I am going to be reaching out shortly to some other friends to create a video chat social hour where my boyfriend can be involved too. We hope to drink some wine, chat, and maybe even play some games.
I know how to watch for mental health red flags
Since my body has forced me to better understand what it needs, my emotional and mental health are part of that equation too. I have learned over the years that my mental health is just as important to my existence as my medication for my diseases. I have learned to speak out, ask for what I need, and pay attention to the signals I am getting.
For example, I just had a conversation about being quarantined with my boyfriend and how I feel like I have no privacy or personal time. We chatted about what we both need and discussed a plan to give each other some space. I have since walked the dog by myself (not close to anyone at all, trust me) and been able to be outside alone. He has also gone for walks to give me time to be inside alone as well. We are working on ways to honor what each other needs in a clearer way now.
I’m trained to interpret medical information and use it to make better decisions about my care
On top of this, when no one around me thought that the coronavirus was going to be a real risk to us here in the U.S., I knew otherwise. For the last three years I have been a Patient Governor with the Global Healthy Living Foundation (GHLF) and its patient research registry ArthritisPower.
I have aided in the development of research studies, discussed the patient perspective about surveys, suggested ideas, and helped GHLF and CreakyJoints in many ways to create a more patient-centric existence for us all. As part of my Patient Governor responsibilities, I attended the 2019 annual meeting of the American College of Rheumatology, where I learned even more about interpreting scientific research.
These years of experience have helped me understand more clearly early on what the risk to patients from COVID-19 was going to be. I sifted through articles about what happened in Wuhan, China, how quickly the virus spread, and who was highest at risk and why. I shared peer-reviewed journal studies and articles with fellow patient advocates who are even more knowledgeable than I am. I didn’t rely on media hype for information. I sought scientific facts.
Because I was armed with information early on, I felt like I was ahead of the curve in accepting our new normal. I began preparing earlier. I got a doctor’s note to begin working from home before my whole building went remote.
As a patient who has had to advocate for almost a decade to give myself a fair and better life in the workplace and in health care settings, I actually feel prepared and powerful in this time when others are so fearful.
So many abled and healthy folks are scared. They don’t know how to handle the switch to being inside all the time. They don’t know how to distance themselves or protect themselves correctly. I’ve been on immunosuppressing medications for a long time — DMARDs for nine years; biologics for seven.
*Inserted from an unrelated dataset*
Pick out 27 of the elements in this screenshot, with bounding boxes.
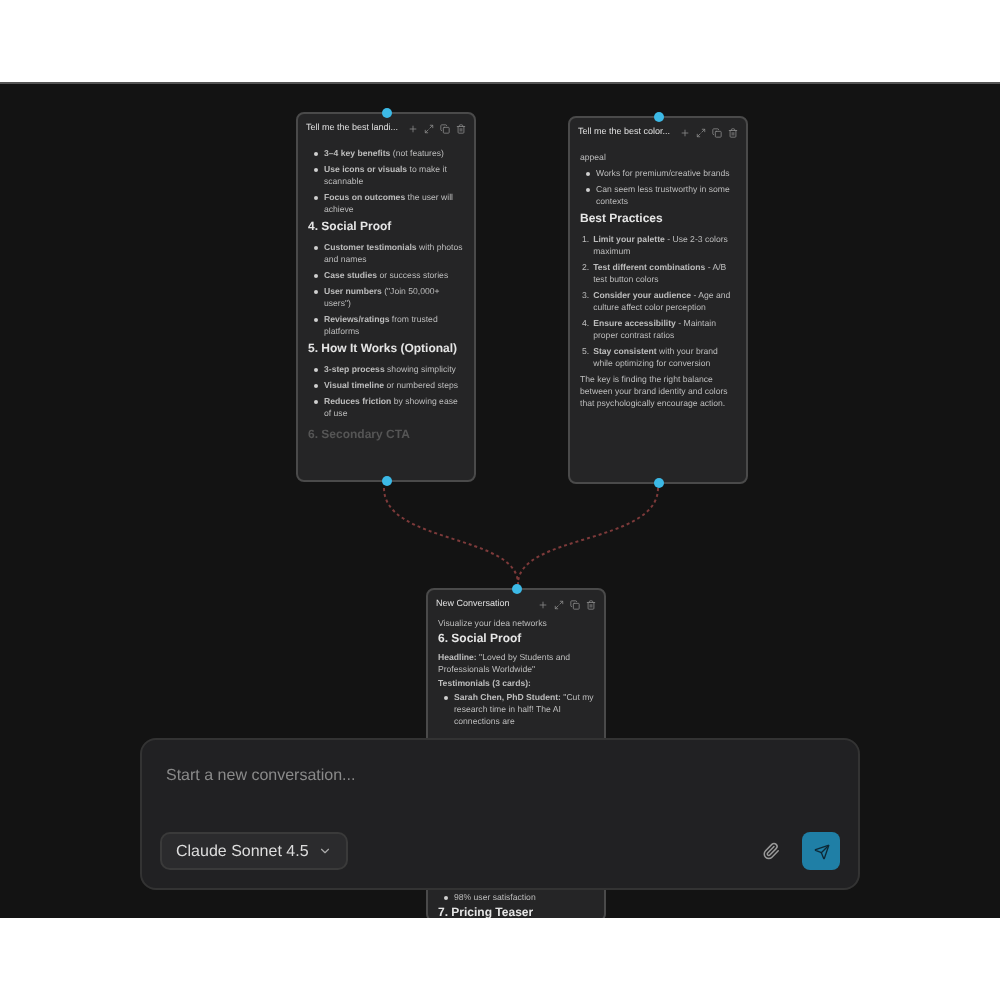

My whole life is centered around social distancing because I have a higher risk for upper respiratory infections due to the biologics, prednisone, and several other medications I take regularly. I didn’t have to run out and buy overpriced face masks because I’ve been using them regularly for years now.
I wrote all of this to illustrate this for other people with chronic conditions similar to mine. You are more prepared and more powerful than you think you are. As a patient or a caregiver, you have skills that are needed right now. You know how to social distance and protect yourself and your loved ones. You know the value of protecting your mental health just like I do.
We are going to get through this together — and come out the other side stronger than when we came in.